Rayo vallecas: más que fútbol, un mosaico de historia y lucha

Sergio Camello, con una frase seca y directa, resume la esencia de un club que se resiste a ser definido por el deporte: «El Rayo es lo último que queda del fútbol de antes». Y tiene razón. Vallecas no es solo un estadio, es un microcosmos de Madrid, un territorio con una identidad propia que se aferra a sus raíces obreras y a sus valores.

Un barrio que creció más rápido que la capital

Si Vallecas hubiera permanecido como municipio independiente, en 1950 habría sido la décima ciudad más poblada de España. Su expansión, hasta 1950, superó incluso a la de Madrid, con una superficie que en 1946 era mayor que la de la ciudad. Esa peculiaridad histórica, producto de la acumulación de once pueblos limítrofes, se mantiene vigente hoy en día, un recordatorio constante de su pasado y de su singularidad.

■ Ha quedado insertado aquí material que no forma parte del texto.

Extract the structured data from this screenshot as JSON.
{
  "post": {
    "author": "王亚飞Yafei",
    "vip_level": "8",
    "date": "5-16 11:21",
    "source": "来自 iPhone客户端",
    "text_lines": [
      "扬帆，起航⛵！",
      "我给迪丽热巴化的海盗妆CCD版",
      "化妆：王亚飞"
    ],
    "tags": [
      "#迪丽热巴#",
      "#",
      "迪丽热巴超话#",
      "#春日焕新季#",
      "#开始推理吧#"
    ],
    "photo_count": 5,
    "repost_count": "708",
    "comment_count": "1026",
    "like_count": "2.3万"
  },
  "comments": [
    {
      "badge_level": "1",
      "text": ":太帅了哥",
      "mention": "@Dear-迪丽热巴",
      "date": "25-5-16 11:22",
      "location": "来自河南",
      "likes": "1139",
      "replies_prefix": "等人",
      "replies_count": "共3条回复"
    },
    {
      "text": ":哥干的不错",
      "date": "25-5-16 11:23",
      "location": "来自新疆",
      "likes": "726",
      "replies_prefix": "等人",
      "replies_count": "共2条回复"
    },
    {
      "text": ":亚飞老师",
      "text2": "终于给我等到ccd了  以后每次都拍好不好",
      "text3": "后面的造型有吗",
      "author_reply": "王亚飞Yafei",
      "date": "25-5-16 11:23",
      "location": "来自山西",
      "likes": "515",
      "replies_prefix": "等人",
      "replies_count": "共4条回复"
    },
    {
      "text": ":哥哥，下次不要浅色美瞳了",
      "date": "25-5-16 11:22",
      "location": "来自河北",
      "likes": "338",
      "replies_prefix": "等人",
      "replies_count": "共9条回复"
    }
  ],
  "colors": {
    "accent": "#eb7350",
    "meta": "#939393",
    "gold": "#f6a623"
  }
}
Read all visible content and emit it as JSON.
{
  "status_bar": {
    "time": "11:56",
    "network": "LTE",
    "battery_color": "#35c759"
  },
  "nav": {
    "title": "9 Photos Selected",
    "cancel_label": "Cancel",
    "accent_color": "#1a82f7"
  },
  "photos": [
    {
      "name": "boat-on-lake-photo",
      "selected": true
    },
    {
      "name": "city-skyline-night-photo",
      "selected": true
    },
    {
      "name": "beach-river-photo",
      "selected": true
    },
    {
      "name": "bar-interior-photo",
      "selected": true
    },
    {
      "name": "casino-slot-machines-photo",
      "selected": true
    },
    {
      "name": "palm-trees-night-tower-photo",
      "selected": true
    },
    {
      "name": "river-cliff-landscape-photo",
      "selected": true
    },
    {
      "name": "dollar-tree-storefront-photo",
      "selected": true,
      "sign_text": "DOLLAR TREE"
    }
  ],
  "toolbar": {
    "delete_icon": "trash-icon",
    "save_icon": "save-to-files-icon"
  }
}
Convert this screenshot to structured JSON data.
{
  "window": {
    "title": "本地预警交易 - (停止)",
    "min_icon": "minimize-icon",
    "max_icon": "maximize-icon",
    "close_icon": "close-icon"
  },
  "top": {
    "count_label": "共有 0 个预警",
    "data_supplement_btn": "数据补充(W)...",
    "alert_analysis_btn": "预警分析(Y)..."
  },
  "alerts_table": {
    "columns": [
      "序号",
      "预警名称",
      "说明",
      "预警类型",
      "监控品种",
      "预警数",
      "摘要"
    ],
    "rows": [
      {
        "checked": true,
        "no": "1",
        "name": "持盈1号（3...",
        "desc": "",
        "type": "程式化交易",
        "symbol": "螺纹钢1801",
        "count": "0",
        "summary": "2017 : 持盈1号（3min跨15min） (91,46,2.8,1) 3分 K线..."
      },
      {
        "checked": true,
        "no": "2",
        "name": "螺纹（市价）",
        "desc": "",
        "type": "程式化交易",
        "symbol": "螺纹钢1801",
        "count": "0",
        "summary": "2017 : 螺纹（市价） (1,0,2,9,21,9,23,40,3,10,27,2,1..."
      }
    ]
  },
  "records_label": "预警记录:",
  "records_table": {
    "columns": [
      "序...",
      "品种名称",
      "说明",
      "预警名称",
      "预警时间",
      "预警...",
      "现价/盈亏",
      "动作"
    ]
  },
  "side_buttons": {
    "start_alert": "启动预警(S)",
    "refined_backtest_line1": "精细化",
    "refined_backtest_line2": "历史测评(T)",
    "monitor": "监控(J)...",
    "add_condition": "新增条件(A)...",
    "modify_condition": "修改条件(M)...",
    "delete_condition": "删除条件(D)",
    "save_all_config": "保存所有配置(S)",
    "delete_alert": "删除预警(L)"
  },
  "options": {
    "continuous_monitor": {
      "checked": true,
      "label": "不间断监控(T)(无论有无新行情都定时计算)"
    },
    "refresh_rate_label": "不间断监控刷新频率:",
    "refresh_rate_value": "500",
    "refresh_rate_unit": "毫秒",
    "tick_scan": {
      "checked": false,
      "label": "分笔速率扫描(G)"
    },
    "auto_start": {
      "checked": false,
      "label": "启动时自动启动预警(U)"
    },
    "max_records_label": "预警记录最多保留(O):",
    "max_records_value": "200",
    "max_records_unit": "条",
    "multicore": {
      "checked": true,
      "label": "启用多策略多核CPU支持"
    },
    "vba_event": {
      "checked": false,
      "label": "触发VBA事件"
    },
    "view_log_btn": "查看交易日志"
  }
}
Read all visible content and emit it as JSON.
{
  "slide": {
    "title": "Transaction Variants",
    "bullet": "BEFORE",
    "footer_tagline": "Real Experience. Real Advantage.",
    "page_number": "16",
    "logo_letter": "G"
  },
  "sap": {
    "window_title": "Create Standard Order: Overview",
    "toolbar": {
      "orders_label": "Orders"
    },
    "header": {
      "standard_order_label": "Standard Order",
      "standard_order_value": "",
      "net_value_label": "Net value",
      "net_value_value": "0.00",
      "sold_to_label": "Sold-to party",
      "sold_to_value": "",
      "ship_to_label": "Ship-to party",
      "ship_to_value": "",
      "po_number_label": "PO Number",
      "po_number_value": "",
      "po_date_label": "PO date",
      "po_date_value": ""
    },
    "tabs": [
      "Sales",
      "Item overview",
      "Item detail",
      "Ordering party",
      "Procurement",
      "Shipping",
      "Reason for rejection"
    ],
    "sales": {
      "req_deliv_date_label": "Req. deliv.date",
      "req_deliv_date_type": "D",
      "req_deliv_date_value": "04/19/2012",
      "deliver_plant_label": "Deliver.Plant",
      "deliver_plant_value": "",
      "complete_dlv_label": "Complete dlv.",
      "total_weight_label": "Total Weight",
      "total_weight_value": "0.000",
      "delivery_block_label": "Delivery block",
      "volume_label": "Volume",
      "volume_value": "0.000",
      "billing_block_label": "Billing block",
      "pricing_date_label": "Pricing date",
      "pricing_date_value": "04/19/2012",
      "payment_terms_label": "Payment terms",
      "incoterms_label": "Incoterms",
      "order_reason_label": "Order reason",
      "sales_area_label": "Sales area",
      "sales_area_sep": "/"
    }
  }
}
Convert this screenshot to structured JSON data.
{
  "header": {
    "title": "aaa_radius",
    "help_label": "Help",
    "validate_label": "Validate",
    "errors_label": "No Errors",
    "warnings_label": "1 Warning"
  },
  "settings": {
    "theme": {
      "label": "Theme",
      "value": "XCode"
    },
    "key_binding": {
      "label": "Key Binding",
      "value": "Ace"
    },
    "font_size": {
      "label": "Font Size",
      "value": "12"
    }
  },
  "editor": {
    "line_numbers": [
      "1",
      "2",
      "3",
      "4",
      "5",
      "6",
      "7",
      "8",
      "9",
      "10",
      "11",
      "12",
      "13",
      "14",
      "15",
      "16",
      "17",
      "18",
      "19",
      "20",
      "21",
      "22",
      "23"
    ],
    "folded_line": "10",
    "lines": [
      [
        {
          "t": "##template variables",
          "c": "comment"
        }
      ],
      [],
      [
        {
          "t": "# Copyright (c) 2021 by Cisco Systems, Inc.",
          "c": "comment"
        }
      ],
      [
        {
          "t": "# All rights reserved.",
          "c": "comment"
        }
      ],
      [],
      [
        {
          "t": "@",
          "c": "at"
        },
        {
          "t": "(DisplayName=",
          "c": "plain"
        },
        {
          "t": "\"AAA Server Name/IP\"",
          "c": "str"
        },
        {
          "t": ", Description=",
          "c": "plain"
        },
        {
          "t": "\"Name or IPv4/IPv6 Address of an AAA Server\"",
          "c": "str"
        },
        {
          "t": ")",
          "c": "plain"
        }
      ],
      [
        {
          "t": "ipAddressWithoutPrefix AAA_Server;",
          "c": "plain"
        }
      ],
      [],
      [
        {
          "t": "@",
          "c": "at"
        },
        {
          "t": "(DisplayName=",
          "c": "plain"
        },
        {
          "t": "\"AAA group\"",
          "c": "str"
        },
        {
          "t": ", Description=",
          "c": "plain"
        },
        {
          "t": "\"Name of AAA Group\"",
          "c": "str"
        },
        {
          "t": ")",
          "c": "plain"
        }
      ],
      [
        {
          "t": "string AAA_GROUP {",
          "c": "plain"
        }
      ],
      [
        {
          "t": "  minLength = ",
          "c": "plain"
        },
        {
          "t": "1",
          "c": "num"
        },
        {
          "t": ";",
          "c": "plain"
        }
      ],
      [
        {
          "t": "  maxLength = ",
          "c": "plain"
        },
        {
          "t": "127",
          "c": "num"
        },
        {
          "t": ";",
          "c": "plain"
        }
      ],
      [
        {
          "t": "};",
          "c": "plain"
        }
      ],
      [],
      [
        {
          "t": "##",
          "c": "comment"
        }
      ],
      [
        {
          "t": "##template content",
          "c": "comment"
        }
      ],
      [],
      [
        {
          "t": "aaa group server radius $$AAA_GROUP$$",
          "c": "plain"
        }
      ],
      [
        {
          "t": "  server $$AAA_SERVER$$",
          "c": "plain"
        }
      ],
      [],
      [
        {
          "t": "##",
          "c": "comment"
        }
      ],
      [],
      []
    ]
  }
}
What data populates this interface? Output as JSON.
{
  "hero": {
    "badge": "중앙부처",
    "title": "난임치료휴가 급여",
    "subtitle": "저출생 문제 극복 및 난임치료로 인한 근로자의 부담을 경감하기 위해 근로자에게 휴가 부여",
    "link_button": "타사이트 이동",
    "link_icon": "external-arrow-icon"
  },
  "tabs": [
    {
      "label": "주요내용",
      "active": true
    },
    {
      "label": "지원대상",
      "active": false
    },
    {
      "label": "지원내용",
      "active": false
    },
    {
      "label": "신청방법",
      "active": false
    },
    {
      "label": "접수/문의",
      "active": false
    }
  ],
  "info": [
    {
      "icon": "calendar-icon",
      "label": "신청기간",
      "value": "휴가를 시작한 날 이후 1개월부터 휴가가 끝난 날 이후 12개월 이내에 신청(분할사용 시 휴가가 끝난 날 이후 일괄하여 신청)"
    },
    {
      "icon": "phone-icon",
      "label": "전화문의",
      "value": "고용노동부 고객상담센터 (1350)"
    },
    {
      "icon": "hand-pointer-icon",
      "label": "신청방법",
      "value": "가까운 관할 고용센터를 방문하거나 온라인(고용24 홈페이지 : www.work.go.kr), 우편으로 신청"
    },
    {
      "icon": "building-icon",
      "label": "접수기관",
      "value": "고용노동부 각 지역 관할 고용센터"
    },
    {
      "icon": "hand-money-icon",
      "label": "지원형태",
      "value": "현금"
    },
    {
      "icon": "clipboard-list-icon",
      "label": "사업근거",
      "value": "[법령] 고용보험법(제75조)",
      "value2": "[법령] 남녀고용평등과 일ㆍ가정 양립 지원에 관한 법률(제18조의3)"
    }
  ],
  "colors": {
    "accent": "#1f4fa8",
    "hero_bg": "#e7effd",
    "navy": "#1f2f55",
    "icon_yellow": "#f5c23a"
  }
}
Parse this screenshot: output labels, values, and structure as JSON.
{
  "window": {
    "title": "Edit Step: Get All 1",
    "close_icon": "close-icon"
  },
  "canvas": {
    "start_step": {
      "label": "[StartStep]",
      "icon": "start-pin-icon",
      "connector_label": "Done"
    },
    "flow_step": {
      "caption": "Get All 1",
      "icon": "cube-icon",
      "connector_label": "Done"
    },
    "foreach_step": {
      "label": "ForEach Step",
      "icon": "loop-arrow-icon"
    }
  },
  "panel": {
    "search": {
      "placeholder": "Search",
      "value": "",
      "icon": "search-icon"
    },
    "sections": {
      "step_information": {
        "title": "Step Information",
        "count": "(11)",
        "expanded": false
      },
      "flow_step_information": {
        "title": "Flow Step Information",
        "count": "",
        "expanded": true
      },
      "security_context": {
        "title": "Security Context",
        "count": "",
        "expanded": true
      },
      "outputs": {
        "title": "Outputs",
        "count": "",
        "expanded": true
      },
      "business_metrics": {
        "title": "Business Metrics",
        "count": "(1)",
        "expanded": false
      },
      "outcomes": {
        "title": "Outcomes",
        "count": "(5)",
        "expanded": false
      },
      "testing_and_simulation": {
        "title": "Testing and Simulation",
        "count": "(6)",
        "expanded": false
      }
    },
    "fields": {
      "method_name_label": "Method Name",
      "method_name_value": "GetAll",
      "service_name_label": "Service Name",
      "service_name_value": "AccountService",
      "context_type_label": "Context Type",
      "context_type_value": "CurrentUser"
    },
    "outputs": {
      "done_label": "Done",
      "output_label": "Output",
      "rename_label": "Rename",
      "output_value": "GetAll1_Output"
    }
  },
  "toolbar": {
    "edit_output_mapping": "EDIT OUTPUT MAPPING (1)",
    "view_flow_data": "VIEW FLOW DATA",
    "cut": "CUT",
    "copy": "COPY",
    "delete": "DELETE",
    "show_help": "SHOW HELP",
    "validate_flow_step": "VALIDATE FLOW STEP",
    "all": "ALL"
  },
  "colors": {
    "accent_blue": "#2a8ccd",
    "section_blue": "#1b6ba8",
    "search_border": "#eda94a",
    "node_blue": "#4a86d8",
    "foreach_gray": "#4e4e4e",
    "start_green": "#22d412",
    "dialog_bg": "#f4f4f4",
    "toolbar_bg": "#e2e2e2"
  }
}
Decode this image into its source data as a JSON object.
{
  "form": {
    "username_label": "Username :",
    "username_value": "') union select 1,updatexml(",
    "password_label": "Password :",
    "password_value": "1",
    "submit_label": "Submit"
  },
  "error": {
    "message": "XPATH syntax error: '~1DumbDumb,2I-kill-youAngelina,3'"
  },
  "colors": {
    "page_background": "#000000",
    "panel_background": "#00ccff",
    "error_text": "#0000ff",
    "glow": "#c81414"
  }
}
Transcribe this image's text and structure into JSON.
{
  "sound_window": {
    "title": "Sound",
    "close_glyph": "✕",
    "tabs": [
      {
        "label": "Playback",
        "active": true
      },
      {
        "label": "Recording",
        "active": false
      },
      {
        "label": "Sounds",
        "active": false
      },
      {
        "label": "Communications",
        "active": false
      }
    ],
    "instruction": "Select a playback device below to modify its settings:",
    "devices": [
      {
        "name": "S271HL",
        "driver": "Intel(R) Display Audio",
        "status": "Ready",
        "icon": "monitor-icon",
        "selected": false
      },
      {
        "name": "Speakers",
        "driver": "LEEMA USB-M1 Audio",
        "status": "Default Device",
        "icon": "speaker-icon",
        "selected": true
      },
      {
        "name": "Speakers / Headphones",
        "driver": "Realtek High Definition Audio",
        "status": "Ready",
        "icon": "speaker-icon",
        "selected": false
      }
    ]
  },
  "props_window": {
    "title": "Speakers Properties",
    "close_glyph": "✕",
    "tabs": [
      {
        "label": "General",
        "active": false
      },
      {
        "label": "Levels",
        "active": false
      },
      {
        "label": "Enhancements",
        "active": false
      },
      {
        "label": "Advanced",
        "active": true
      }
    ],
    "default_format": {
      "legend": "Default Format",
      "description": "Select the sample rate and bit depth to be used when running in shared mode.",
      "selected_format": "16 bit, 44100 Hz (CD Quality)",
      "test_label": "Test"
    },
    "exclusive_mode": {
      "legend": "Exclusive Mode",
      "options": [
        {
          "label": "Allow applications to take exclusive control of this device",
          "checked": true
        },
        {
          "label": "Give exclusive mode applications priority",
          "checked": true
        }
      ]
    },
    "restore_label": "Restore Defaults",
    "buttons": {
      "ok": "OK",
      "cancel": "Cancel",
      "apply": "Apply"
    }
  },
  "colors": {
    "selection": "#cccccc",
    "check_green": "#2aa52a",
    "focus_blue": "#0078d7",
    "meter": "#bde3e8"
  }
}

Un estadio, un barrio, una identidad

Un estadio, un barrio, una identidad

El estadio de Vallecas, sin fondos para su acondicionamiento, es un ejemplo de su carácter atípico. Los espectadores lo observan desde las terrazas de sus casas, un escenario común en barrios donde la vida cotidiana se entrelaza con la pasión por el fútbol. Ha albergado a leyendas del rock como Bob Dylan, Metallica y Queen, y ha sido el gimnasio de boxeo de figuras como Poli Díaz y Javier Castillejo. Cada año, el partido solidario de Navidad, una iniciativa que reúne a personalidades de todos los ámbitos, es un símbolo de su compromiso social.

La afición, un faro de compromiso

La afición del Rayo, mayoritariamente de clase trabajadora y con una fuerte ideología de izquierdas, se distingue por su compromiso social. Cánticos contra la mercantilización del fútbol, denuncias por desahucios, o sostén a causas globales como la lucha contra el racismo o los genocidios en Palestina son habituales. La rápida respuesta de la afición ante problemas como los estafadores en el viaje a Leipzig, con contribuciones incluso de los propios jugadores, demuestra su capacidad de movilización y solidaridad.

La voz de la afición: «buenas tardes amigos, ¡en vallecas sois bien recibidos!»

«Buenas tardes amigos, ¡en Vallecas sois bien recibidos!» La frase, repetida invariablemente por Rafa García Navas, el encargado de la megafonía, es un mantra que resume el espíritu del barrio. Al otro lado del campo, el cántico «Presa, vete ya» recuerda a Raúl Martín Presa, su máximo accionista desde 2011, y el descontento que genera en la afición por su falta de empatía. Las ‘Días del Rayismo’, tradicionales jornadas culturales y deportivas organizadas por la Plataforma ADRV, son un reflejo de lo que significa el Rayo para sus habitantes, un espacio de encuentro, conciertos, actividades infantiles e incluso charlas con jugadores que buscan conocer la realidad del barrio.

Un club que defiende sus valores

Como dijo Camello: «El Rayo es lo último que queda del fútbol de antes y es lo que se respira». No se trata solo de un equipo, sino de una forma de entender el fútbol, vinculada a la dignidad, el orgullo de clase y la lucha por un mundo más justo. Y eso, en Vallecas, es lo que realmente importa.